Printing and the Mind of Man
- Publisher: British Museum, London
- Publication date: 1967

= Printing and the Mind of Man =

Survey on the impact of printed books on Western civilization

Printing and the Mind of Man is a book first published in 1967 and based on an exhibition in 1963.

PMM, as it is usually abbreviated, is regarded as a standard bibliographical reference, and offers a survey of the impact of printed books on the development of Western civilization.

==The IPEX Exhibition==

The book developed from an exhibition put on at two locations to coincide with the 1963 International Printing Machinery and Allied Trades Exhibition (IPEX). The IPEX exhibition "foreshadowed the impending impact of electronics and presaged the demise of prepress mechanics and craft practices." It is regarded as marking a significant transition in printing.

At the behest of typographer Stanley Morison it was decided to put together an exhibition of the contribution printing had made to the enlargement of human knowledge in connection with the IPEX.
A display at Earls Court concentrated on the technical side of printing, while a display at the British Museum looked more at fine printing. However, both displays had the quite novel intention of promoting the study of books for their role in advancing factual knowledge, rather than for their aesthetics.
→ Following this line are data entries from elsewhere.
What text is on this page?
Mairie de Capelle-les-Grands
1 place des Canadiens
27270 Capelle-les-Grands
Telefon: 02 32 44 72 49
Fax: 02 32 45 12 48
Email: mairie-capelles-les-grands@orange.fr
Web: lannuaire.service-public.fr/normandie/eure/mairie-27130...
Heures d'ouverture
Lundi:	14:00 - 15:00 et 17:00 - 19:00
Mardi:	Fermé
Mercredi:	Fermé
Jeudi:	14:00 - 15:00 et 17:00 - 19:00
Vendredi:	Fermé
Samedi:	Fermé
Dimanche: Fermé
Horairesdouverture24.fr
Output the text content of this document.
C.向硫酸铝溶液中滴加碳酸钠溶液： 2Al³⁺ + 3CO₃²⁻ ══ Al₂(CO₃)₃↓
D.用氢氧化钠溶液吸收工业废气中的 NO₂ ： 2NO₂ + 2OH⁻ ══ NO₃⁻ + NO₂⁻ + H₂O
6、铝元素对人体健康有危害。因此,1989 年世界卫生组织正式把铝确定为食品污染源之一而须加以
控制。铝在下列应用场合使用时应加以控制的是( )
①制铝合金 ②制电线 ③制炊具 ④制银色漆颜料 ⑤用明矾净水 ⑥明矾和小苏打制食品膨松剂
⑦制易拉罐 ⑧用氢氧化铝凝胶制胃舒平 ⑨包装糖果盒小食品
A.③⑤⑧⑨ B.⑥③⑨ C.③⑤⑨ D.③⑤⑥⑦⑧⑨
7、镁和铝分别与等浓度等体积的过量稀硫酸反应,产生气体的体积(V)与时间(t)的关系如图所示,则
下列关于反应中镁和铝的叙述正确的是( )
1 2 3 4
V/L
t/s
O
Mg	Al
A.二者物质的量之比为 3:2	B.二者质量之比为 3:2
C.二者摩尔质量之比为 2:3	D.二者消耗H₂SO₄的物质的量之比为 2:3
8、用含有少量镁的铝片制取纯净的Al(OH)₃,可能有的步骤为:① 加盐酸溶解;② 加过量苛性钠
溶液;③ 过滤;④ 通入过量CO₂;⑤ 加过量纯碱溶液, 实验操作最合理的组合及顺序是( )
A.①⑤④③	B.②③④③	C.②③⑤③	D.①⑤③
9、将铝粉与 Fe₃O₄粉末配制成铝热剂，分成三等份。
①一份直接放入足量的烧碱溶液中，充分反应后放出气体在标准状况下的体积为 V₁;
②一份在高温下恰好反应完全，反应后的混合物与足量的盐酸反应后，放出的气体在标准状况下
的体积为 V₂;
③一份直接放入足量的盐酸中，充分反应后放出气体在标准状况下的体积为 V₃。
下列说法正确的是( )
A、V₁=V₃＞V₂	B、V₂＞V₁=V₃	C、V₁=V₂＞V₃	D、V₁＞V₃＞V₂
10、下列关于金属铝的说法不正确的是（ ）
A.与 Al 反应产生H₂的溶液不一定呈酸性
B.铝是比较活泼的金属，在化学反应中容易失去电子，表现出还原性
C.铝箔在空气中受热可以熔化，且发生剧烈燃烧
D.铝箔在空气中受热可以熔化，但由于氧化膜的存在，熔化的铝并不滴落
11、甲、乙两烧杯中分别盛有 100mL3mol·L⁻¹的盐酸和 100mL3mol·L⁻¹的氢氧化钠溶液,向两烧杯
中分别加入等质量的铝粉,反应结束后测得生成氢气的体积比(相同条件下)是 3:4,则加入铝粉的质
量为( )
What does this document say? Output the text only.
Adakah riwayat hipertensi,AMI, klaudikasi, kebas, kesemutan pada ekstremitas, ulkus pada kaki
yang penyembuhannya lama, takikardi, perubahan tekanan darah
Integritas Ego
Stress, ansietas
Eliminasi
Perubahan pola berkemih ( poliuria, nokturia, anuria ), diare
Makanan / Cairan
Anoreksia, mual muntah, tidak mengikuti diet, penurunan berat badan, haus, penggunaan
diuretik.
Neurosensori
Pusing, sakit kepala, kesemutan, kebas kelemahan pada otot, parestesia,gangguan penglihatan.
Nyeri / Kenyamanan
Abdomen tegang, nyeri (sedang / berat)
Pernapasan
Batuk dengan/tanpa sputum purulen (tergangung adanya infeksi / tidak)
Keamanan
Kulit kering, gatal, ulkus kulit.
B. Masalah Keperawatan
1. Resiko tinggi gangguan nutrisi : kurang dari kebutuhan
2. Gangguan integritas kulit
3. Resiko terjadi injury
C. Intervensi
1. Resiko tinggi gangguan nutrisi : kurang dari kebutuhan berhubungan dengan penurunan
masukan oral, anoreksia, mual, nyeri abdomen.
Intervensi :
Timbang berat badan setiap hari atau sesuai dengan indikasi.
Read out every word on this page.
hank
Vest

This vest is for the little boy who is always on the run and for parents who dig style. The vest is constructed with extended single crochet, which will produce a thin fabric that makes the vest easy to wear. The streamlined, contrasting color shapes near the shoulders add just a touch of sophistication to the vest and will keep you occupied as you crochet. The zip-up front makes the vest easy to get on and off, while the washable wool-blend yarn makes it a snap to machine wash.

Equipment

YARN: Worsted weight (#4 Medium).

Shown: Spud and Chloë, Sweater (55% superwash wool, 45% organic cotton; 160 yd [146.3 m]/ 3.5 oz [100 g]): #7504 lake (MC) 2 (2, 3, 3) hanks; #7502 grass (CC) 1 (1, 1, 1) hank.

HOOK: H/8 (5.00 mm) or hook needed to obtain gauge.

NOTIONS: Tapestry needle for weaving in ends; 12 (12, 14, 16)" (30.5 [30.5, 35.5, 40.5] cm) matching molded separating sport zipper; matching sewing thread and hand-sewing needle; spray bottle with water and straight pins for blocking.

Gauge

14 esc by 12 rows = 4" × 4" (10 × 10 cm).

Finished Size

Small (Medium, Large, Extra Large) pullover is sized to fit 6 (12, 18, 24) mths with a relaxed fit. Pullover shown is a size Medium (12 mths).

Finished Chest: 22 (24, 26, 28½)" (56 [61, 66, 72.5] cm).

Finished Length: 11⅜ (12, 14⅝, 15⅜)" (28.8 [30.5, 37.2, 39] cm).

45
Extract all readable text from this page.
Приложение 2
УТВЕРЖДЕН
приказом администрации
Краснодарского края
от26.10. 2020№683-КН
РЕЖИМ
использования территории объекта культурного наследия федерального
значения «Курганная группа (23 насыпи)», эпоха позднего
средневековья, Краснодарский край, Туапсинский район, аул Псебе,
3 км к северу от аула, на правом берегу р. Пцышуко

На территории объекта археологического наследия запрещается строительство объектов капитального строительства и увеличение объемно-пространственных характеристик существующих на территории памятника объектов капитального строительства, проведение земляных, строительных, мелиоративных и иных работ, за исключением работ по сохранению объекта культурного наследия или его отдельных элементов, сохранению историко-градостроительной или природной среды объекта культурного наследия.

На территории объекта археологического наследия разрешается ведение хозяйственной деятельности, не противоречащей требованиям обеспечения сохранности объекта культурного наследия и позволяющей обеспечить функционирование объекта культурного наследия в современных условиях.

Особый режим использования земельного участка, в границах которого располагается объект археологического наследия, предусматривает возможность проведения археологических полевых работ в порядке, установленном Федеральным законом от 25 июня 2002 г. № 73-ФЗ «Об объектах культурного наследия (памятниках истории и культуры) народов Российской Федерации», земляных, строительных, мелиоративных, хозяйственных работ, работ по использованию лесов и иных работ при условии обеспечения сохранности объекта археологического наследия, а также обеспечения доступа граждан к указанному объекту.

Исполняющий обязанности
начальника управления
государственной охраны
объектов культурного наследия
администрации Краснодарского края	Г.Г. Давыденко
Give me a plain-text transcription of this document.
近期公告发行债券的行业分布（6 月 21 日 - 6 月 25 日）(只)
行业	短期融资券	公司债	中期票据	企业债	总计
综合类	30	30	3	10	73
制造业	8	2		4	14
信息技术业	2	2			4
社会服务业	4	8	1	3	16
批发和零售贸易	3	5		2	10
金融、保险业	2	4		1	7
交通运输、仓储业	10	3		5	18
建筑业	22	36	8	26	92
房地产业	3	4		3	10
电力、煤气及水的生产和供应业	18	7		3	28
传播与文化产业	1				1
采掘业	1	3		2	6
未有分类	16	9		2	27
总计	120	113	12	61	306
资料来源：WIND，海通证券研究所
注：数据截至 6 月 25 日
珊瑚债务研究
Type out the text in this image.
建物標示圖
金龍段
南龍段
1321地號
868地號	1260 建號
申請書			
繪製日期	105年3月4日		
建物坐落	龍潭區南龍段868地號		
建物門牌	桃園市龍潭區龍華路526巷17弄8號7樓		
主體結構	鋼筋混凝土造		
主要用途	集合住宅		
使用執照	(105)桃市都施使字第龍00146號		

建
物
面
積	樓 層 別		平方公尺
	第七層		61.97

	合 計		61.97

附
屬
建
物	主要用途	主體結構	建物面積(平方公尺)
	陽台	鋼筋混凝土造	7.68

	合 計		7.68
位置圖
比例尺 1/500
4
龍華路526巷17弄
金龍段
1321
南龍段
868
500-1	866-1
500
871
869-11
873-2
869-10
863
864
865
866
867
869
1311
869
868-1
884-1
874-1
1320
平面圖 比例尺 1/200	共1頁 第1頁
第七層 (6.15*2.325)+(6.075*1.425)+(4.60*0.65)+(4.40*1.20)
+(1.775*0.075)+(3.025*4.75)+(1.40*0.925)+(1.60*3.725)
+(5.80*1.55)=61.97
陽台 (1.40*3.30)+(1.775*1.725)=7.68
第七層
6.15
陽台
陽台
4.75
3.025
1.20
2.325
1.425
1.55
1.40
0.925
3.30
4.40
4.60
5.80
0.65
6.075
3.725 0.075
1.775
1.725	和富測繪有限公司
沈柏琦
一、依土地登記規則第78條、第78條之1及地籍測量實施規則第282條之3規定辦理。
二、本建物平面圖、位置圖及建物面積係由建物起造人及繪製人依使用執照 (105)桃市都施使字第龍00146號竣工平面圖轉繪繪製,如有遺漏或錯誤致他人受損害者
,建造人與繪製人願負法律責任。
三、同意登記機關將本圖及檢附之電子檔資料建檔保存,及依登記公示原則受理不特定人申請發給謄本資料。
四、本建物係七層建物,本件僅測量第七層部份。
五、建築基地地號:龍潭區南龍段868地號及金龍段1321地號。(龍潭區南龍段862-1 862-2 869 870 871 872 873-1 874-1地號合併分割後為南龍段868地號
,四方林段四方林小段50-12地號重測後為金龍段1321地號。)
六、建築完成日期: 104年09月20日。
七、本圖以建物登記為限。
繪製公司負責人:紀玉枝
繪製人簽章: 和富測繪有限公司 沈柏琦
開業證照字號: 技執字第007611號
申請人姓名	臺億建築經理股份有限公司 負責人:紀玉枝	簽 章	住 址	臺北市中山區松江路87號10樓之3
Ian Fleming, who lent 40 books from his library, was among the private collectors who contributed to the exhibition. The Fleming Collection, central to the exhibit, is now at the Lilly Library of the Indiana University Bloomington. A detailed review of the negotiations that resulted in the Lilly Library's acquisition, "Books That Had Started Something," provides copies of correspondence between the Fleming estate and the library. The Fleming Collection was an attempt to gather together, in first editions, the original contributions of the scientists and practical workers, the total body of whose work has been responsible for the modern revolution.

The exhibition catalogue, which was printed by Oxford University Press ("[London]: F.W. Bridges; obtainable from the British Museum"), edited by John Carter, Stanley Morison, Percy H. Muir and others, and titled: Catalogue of a display of printing mechanisms and printed materials arranged to illustrate the history of Western civilization and the means of the multiplication of literary texts since the 15th century, organised in connection with the eleventh International Printing Machinery and Allied Trades Exhibition, under the title Printing and the Mind of Man, assembled at the British Museum and at Earls Court, London, 16–27 July 1963, might be considered the pre-first edition of PMM.

"Exhibiting the Printed Book" by David McKitterick examined the 1963 PMM exhibition as a case study in how exhibitions shape bibliographical narratives.

==PMM as book==

A book-length edition, revised and enlarged, was printed at Cambridge University Press and published in 1967 by Cassell in London and Holt, Rinehart & Winston in New York. This first book edition was entitled Printing and the Mind of Man: A Descriptive Catalogue Illustrating the Impact of Print on the Evolution of Western Civilization During Five Centuries. It was edited by John Carter and Percy Muir and expanded upon the theme of the impact of printing on human thought. It was published in Germany in 1968 and in Japan in 1977.

A second revised edition was published in 1983 by Karl Pressler in Munich (ISBN 3-9800047-3-2).

The Winter, 2023 issue of The Book Collector provides a sixty-year retrospective. It includes a review of correspondence between Muir and Carter by James Fleming.